I’m not sure what it is, but sports have been placed on such a high pedestal that claiming to have no interest in them is often regarded with open remarks of ridicule.  Why is that acceptable?

What really bothers me, though, is when people try to force me to talk about FIFA (Which, I may point out, is a terrible title.  Federation and Association in the same acronym?  Someone call an editor.)  Allow me to give you the following anecdote:

I had just finished a rather satisfying bathroom experience, and was washing my hands, when a surprisingly well dressed crazy person started babbling about nonsense to me.  He was asking me questions, but moving on before I could comprehend what he was saying, as the insane are wont to do.

And then I realized, he wasn’t a person off his medications at all.  No, in fact, he was what appeared to be a businessman trying to talk to me about the World Cup.
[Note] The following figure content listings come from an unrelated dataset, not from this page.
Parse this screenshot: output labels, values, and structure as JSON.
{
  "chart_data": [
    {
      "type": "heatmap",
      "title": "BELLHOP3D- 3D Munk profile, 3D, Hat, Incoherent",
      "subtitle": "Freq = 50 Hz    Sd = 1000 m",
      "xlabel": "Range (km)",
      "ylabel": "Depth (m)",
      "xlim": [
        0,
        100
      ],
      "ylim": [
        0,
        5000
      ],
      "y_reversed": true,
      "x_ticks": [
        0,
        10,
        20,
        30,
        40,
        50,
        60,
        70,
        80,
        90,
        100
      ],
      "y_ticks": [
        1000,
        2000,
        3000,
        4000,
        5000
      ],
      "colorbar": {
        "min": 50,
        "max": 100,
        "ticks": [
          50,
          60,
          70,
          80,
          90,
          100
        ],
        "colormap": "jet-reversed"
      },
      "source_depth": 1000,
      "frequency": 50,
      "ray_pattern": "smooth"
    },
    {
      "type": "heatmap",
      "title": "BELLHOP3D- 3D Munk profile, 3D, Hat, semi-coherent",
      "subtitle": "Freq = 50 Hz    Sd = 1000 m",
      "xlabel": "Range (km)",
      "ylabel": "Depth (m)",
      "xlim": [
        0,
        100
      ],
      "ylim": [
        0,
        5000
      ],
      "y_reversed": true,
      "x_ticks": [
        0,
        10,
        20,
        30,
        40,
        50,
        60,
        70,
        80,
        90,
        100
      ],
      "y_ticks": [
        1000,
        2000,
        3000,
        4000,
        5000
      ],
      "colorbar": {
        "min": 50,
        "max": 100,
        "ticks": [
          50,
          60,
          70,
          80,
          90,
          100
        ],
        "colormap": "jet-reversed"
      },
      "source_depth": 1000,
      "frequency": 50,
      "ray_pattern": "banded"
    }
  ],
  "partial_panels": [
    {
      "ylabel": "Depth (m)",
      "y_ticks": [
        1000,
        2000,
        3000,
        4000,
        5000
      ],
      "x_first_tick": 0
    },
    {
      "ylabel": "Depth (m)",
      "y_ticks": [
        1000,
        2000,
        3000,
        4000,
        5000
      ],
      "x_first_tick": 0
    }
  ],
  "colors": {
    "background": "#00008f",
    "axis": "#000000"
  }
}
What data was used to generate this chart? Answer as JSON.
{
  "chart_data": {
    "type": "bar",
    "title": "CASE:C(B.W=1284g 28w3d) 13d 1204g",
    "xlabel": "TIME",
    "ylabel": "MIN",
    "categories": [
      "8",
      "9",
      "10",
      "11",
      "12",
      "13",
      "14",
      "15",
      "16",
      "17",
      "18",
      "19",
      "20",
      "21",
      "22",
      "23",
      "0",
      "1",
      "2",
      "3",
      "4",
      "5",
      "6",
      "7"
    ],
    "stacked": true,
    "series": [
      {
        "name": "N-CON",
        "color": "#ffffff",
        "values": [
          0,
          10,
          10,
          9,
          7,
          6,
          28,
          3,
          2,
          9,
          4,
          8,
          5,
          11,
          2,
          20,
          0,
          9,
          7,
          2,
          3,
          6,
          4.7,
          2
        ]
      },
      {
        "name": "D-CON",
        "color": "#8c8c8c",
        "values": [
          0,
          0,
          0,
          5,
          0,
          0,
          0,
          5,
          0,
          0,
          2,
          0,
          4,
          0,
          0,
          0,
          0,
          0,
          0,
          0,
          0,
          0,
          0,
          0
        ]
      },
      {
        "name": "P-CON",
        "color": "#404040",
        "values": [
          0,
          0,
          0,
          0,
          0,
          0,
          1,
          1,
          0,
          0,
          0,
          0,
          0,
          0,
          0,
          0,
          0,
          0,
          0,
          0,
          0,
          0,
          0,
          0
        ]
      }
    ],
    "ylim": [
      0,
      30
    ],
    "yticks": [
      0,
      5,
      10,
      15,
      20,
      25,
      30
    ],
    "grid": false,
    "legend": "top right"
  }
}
Before I could even gather myself to say something back to him, probably my usual phrase, “Oh, I missed that game,” he was gone, muttering to himself that he had to catch the next inning (or whatever) of the game as he walked out.

Two words:  Unnacceptable behavior.  I am interested in a wide variety of topics, as some may gather from this blog.  However, I do not go talking to strangers in bathrooms about my mundane interests.

Imagine, for a moment, if I cornered a man after he had just passed a sizable stool and tried to force him to talk to me about the recent scientific endeavor to mix the DNA of goats and spiders to make a super strong silk-milk material.  I would be regarded as out of my mind, no?  That would be a socially inappropriate move, yes?

And yet, in our society, it is perfectly acceptable for men to talk to each other in bathrooms about other men kicking a little ball at each other.  Frankly, I don’t get it.

I was routinely “informed-against-my-will”  during the basketball world series (or whatever), and I expect to be regularly uncomfortably confronted about the World Cup this weekend, and probably for several days afterward.  So if you find yourself compelled to chat with me about the big game, I ask you to limit yourself to the following topics:

  • Vuvuzelas
  • How hot David Beckham is
  • What kind of cocktails you will be offering me for free if you are hosting a World Cup party

Anyway, there’s my monthly rant.  Maybe not my most informative post, but hopefully there are others who sympathize with me.  And if you have a reason why you think sports should be held in such high esteem, please, enlighten me!

I’ll be back with something more…substantial…soon.  I hope.